A method for reducing the risk of NSAID-induced cardiovascular, cerebrovascular and / or renal vascular adverse events in a subject, comprising:
A therapeutically effective amount of an NSAID and a therapeutically effective amount of a misoprostol compound is administered to a subject in need thereof, and the risk of an NSAID-induced cardiovascular, cerebrovascular or renal vascular adverse event, or a combination thereof in the subject A method that includes the steps of   11. The method of claim 1, wherein the NSAID and the misoprostol compound are co-administered. A method for reducing the risk of NSAID-induced cardiovascular, cerebrovascular and / or renal vascular adverse events in a subject, comprising:
A pharmaceutical composition comprising a therapeutically effective amount of NSAID and a core comprising a therapeutically effective amount of a misoprostol compound and an outer shell is administered to a subject in need thereof to treat an NSAID-induced cardiovascular, cerebrovascular vessel in that subject Or reducing the risk of adverse events in the renal vasculature, or a combination thereof.   4. The method of claim 3, wherein the core comprises a first tablet and a second tablet, the first tablet comprises an NSAID, and the second tablet comprises a misoprostol compound.   5. The method of claim 4, wherein the first tablet is enteric.   NSAID is aceclofenac, diclofenac, difluinsal, febufen, flufenamic acid, ibuprofen, indomethacin, ketoprofen, meclofenamate sodium, meloxicam, mefenamic acid, nabumetone, naproxen, piroxicam, suprofen, tiaprofenic acid, flurbiprofen, ketorolucoxacin, 6. The method according to any of the preceding claims, wherein the method is selected from valdecoxib, celecoxib, rofecoxib, etoricoxib and combinations thereof.   The method according to any one of claims 1 to 6, wherein the subject in need thereof is a human.   8. The method of claim 7, wherein the human is under 55 years of age.   9. The method according to any of claims 7-8, wherein the human has an average sitting systolic blood pressure less than 140 mm Hg, a diastolic blood pressure less than 90 mm Hg and no antihypertensive drug is used.   10. The method of any of claims 7-9, wherein the human is salt insensitive.   11. The method according to any of the preceding claims, wherein administering the NSAID and the misoprostol compound reduces the risk of cardiovascular adverse events.   12. The method according to any of the preceding claims, wherein administering the NSAID and the misoprostol compound reduces the risk of cerebrovascular adverse events.   13. The method of any of claims 1-12, wherein administering the NSAID and the misoprostol compound reduces the risk of adverse events in the renal vasculature.

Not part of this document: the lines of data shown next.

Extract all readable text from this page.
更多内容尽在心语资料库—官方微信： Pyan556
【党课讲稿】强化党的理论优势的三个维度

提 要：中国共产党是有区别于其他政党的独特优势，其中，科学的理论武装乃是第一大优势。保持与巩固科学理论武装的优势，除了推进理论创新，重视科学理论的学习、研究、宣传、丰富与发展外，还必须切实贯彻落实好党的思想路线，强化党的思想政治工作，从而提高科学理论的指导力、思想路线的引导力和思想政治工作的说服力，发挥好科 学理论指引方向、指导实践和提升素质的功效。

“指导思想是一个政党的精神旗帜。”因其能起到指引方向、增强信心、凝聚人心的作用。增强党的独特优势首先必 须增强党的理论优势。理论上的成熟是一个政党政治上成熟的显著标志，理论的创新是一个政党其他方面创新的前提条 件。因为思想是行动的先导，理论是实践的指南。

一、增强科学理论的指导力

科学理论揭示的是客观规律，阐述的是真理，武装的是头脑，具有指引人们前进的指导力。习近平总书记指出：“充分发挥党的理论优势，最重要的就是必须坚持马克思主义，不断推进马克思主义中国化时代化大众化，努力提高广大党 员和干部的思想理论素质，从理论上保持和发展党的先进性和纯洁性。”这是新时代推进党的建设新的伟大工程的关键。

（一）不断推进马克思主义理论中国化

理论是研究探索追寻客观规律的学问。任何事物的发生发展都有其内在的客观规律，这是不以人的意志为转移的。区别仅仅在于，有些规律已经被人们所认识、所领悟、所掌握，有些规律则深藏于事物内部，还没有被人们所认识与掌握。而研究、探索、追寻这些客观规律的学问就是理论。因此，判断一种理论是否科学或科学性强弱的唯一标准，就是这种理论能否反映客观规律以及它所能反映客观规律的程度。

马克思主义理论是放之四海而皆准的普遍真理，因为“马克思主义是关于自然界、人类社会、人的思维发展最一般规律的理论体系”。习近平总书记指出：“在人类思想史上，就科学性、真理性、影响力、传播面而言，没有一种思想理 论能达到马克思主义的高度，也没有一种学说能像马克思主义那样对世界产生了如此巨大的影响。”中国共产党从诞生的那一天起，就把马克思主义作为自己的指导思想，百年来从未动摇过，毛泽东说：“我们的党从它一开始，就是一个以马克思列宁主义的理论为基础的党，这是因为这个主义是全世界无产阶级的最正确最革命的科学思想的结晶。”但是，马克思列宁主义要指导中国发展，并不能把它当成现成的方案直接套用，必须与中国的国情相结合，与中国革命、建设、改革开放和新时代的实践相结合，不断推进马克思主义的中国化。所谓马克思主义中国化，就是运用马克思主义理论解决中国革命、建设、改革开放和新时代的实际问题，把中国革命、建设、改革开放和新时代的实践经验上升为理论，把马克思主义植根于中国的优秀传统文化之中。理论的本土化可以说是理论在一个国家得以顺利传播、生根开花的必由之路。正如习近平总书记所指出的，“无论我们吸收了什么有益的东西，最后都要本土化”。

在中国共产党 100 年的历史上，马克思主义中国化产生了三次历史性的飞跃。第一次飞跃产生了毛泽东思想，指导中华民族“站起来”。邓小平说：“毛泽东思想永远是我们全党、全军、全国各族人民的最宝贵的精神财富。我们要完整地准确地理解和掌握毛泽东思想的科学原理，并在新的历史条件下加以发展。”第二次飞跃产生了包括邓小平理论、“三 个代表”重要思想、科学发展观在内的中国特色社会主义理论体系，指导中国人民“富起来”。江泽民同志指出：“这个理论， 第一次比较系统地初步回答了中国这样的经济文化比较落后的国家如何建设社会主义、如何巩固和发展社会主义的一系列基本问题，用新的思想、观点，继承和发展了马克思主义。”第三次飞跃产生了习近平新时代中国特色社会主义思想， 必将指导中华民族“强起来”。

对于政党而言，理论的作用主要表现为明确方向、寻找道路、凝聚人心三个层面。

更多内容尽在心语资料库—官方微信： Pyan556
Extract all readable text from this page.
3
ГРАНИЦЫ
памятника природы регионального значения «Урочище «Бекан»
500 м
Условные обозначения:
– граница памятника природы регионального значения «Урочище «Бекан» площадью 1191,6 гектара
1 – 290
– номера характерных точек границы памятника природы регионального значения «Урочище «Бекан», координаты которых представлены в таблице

Screening the subject,
Confirming that the subject is at risk of developing or developing cardiovascular, cerebrovascular, renal vascular adverse events, or a combination thereof;
14. The method of any of claims 1-13, further comprising the step of administering an NSAID and a misoprostol compound next.   15. The method of claims 1-14, wherein the therapeutically effective amount of misoprostol compound is about 25 [mu] g to about 200 [mu] g per dose.   16. The method of any of claims 1-15, wherein the misoprostol compound is misoprostol.   17. The method of any of claims 1-16, wherein the NSAID and the misoprostol compound are administered simultaneously.   18. The method of any of claims 1-17, wherein the NSAID and the misoprostol compound are administered within 0 to 24 hours of each other. A method for reducing NSAID-induced cardiovascular, cerebrovascular and / or renal vascular adverse events in a subject, comprising:
A therapeutically effective amount of a misoprostol compound is administered to a subject taking an NSAID in need thereof, and the risk of an NSAID-induced cardiovascular, cerebrovascular or renal vascular adverse event, or a combination thereof in the subject A method that includes the steps of   20. The method of claim 19, wherein the subject in need thereof is a human.   21. The method of any of claims 19-20, wherein the therapeutically effective amount of misoprostol compound is about 25 [mu] g to about 200 [mu] g per dose.   22. The method of any of claims 19-21, wherein the misoprostol compound is misoprostol.   23. The method of any of claims 19-22, wherein the subject is administered the misoprostol compound within 0 to 24 hours after taking the NSAID.